The plastic straw ban is symptomatic of larger systemic issues when it comes to the continual struggle for disability rights and justice. The Americans with Disabilities Act (ADA) turns 28 next week, on July 26, and yet people with disabilities continue to face barriers at eating establishments. The ADA is considered by many small businesses (and the National Restaurant Association) as a source of frivolous lawsuits brought by greedy lawyers and clients. Ableist attitudes that cast disabled people as “fakers” or “complainers” obscure the very real and painful experiences of not being able to eat and drink freely.

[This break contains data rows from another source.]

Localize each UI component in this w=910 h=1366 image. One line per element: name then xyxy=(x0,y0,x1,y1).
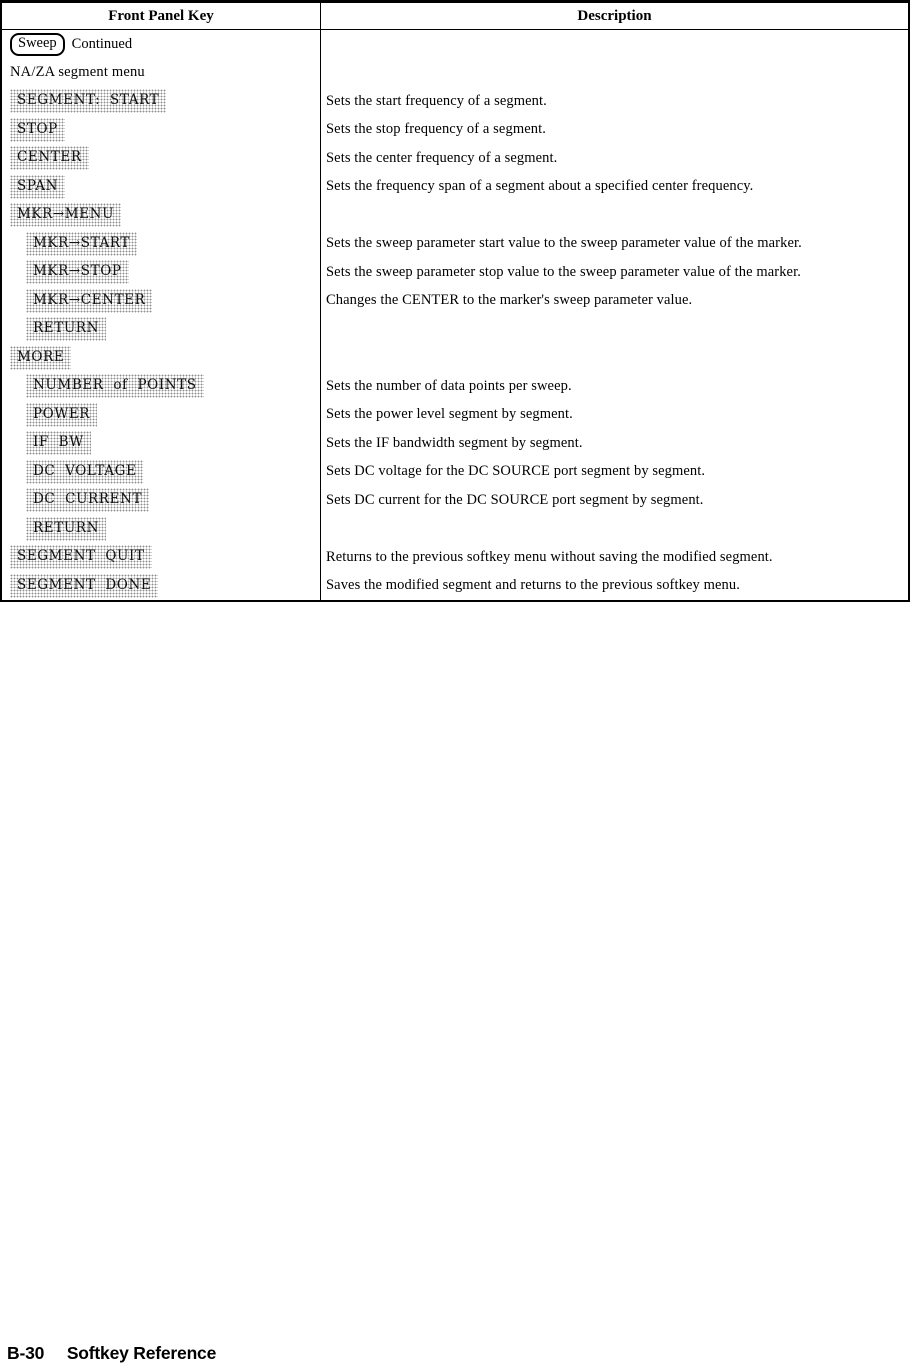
key-cell: MKR→CENTER xyxy=(2,287,320,316)
table-header-row: Front Panel Key Description xyxy=(2,3,908,30)
key-cell: MORE xyxy=(2,344,320,373)
table-row: MKR→START Sets the sweep parameter start… xyxy=(2,230,908,259)
table-row: SEGMENT: START Sets the start frequency … xyxy=(2,87,908,116)
softkey-label: MKR→STOP xyxy=(26,260,129,284)
table-row: DC CURRENT Sets DC current for the DC SO… xyxy=(2,486,908,515)
softkey-label: RETURN xyxy=(26,517,106,541)
table-row: IF BW Sets the IF bandwidth segment by s… xyxy=(2,429,908,458)
key-cell: Sweep Continued xyxy=(2,30,320,59)
table-row: MKR→CENTER Changes the CENTER to the mar… xyxy=(2,287,908,316)
key-cell: MKR→START xyxy=(2,230,320,259)
table-row: MORE xyxy=(2,344,908,373)
softkey-label: SEGMENT QUIT xyxy=(10,545,152,569)
key-cell: SEGMENT QUIT xyxy=(2,543,320,572)
key-cell: RETURN xyxy=(2,515,320,544)
description-cell: Sets the start frequency of a segment. xyxy=(320,87,908,116)
table-row: RETURN xyxy=(2,315,908,344)
manual-page: Front Panel Key Description Sweep Contin… xyxy=(0,0,910,1366)
key-cell: POWER xyxy=(2,401,320,430)
description-cell: Sets the stop frequency of a segment. xyxy=(320,116,908,145)
table-row: MKR→MENU xyxy=(2,201,908,230)
softkey-label: POWER xyxy=(26,403,97,427)
key-cell: RETURN xyxy=(2,315,320,344)
softkey-label: STOP xyxy=(10,118,65,142)
table-row: SEGMENT DONE Saves the modified segment … xyxy=(2,572,908,601)
column-header-description: Description xyxy=(320,3,908,29)
column-header-front-panel-key: Front Panel Key xyxy=(2,3,320,29)
segment-menu-label: NA/ZA segment menu xyxy=(10,64,145,81)
footer-section-title: Softkey Reference xyxy=(67,1343,216,1364)
table-row: STOP Sets the stop frequency of a segmen… xyxy=(2,116,908,145)
softkey-label: SPAN xyxy=(10,175,65,199)
description-cell xyxy=(320,201,908,230)
table-row: RETURN xyxy=(2,515,908,544)
softkey-label: IF BW xyxy=(26,431,91,455)
key-cell: NA/ZA segment menu xyxy=(2,59,320,88)
description-cell xyxy=(320,315,908,344)
key-cell: DC CURRENT xyxy=(2,486,320,515)
key-cell: IF BW xyxy=(2,429,320,458)
table-row: Sweep Continued xyxy=(2,30,908,59)
description-cell: Sets DC voltage for the DC SOURCE port s… xyxy=(320,458,908,487)
description-cell: Sets the number of data points per sweep… xyxy=(320,372,908,401)
key-cell: SEGMENT: START xyxy=(2,87,320,116)
table-row: CENTER Sets the center frequency of a se… xyxy=(2,144,908,173)
key-cell: NUMBER of POINTS xyxy=(2,372,320,401)
description-cell: Sets the IF bandwidth segment by segment… xyxy=(320,429,908,458)
description-cell: Sets the center frequency of a segment. xyxy=(320,144,908,173)
description-cell xyxy=(320,30,908,59)
key-cell: STOP xyxy=(2,116,320,145)
key-cell: CENTER xyxy=(2,144,320,173)
softkey-label: MORE xyxy=(10,346,71,370)
description-cell: Sets the sweep parameter stop value to t… xyxy=(320,258,908,287)
key-cell: DC VOLTAGE xyxy=(2,458,320,487)
table-row: NUMBER of POINTS Sets the number of data… xyxy=(2,372,908,401)
softkey-label: CENTER xyxy=(10,146,89,170)
table-row: POWER Sets the power level segment by se… xyxy=(2,401,908,430)
description-cell: Returns to the previous softkey menu wit… xyxy=(320,543,908,572)
softkey-label: MKR→MENU xyxy=(10,203,121,227)
description-cell: Changes the CENTER to the marker's sweep… xyxy=(320,287,908,316)
page-number: B-30 xyxy=(7,1343,44,1364)
softkey-label: RETURN xyxy=(26,317,106,341)
continued-label: Continued xyxy=(72,36,132,53)
description-cell: Sets the power level segment by segment. xyxy=(320,401,908,430)
table-row: MKR→STOP Sets the sweep parameter stop v… xyxy=(2,258,908,287)
softkey-reference-table: Front Panel Key Description Sweep Contin… xyxy=(0,0,910,602)
description-cell: Sets DC current for the DC SOURCE port s… xyxy=(320,486,908,515)
description-cell xyxy=(320,59,908,88)
softkey-label: SEGMENT DONE xyxy=(10,574,158,598)
description-cell xyxy=(320,344,908,373)
description-cell: Saves the modified segment and returns t… xyxy=(320,572,908,601)
table-row: DC VOLTAGE Sets DC voltage for the DC SO… xyxy=(2,458,908,487)
softkey-label: SEGMENT: START xyxy=(10,89,166,113)
table-row: SEGMENT QUIT Returns to the previous sof… xyxy=(2,543,908,572)
page-footer: B-30 Softkey Reference xyxy=(7,1343,216,1364)
softkey-label: DC CURRENT xyxy=(26,488,149,512)
description-cell: Sets the sweep parameter start value to … xyxy=(320,230,908,259)
softkey-label: DC VOLTAGE xyxy=(26,460,143,484)
description-cell xyxy=(320,515,908,544)
softkey-label: MKR→CENTER xyxy=(26,289,152,313)
key-cell: SPAN xyxy=(2,173,320,202)
softkey-label: MKR→START xyxy=(26,232,137,256)
key-cell: MKR→MENU xyxy=(2,201,320,230)
sweep-keycap: Sweep xyxy=(10,33,65,56)
key-cell: MKR→STOP xyxy=(2,258,320,287)
table-row: NA/ZA segment menu xyxy=(2,59,908,88)
table-row: SPAN Sets the frequency span of a segmen… xyxy=(2,173,908,202)
key-cell: SEGMENT DONE xyxy=(2,572,320,601)
softkey-label: NUMBER of POINTS xyxy=(26,374,204,398)
description-cell: Sets the frequency span of a segment abo… xyxy=(320,173,908,202)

As demand increases for alternatives to plastic, so do the voices from the disability community sharing their concerns about how these bans will create additional labor, hurdles, and difficulties. On social media, many disabled people have been sharing their stories and keeping it 100 percent real. I observed and experienced all sorts of microaggressions and outright dismissal of what disabled people are saying online.

This is the experience of living in a world that was never built for you: having to explain and defend yourself while providing infinite amounts of labor at the demand of people who do not recognize their nondisabled privilege. There are days when I want to put this on repeat: “Believe disabled people. Period.” I refuse to apologize or feel shame about the way my body works and how I navigate in the world. Everyone consumes goods and creates waste. We all do what we can to reduce, reuse, and recycle. We should recognize that different needs require different solutions. I’m not a monster for using plastic straws or other plastic items that allow me to live, such as oxygen tubes.

What people don’t understand with bans like this is that having to ask for a plastic straw puts an unfair burden, and scrutiny, on people with disabilities. They should not have to prove a medical need or even disclose their disability status when having a fun night out with friends. This is not hospitality.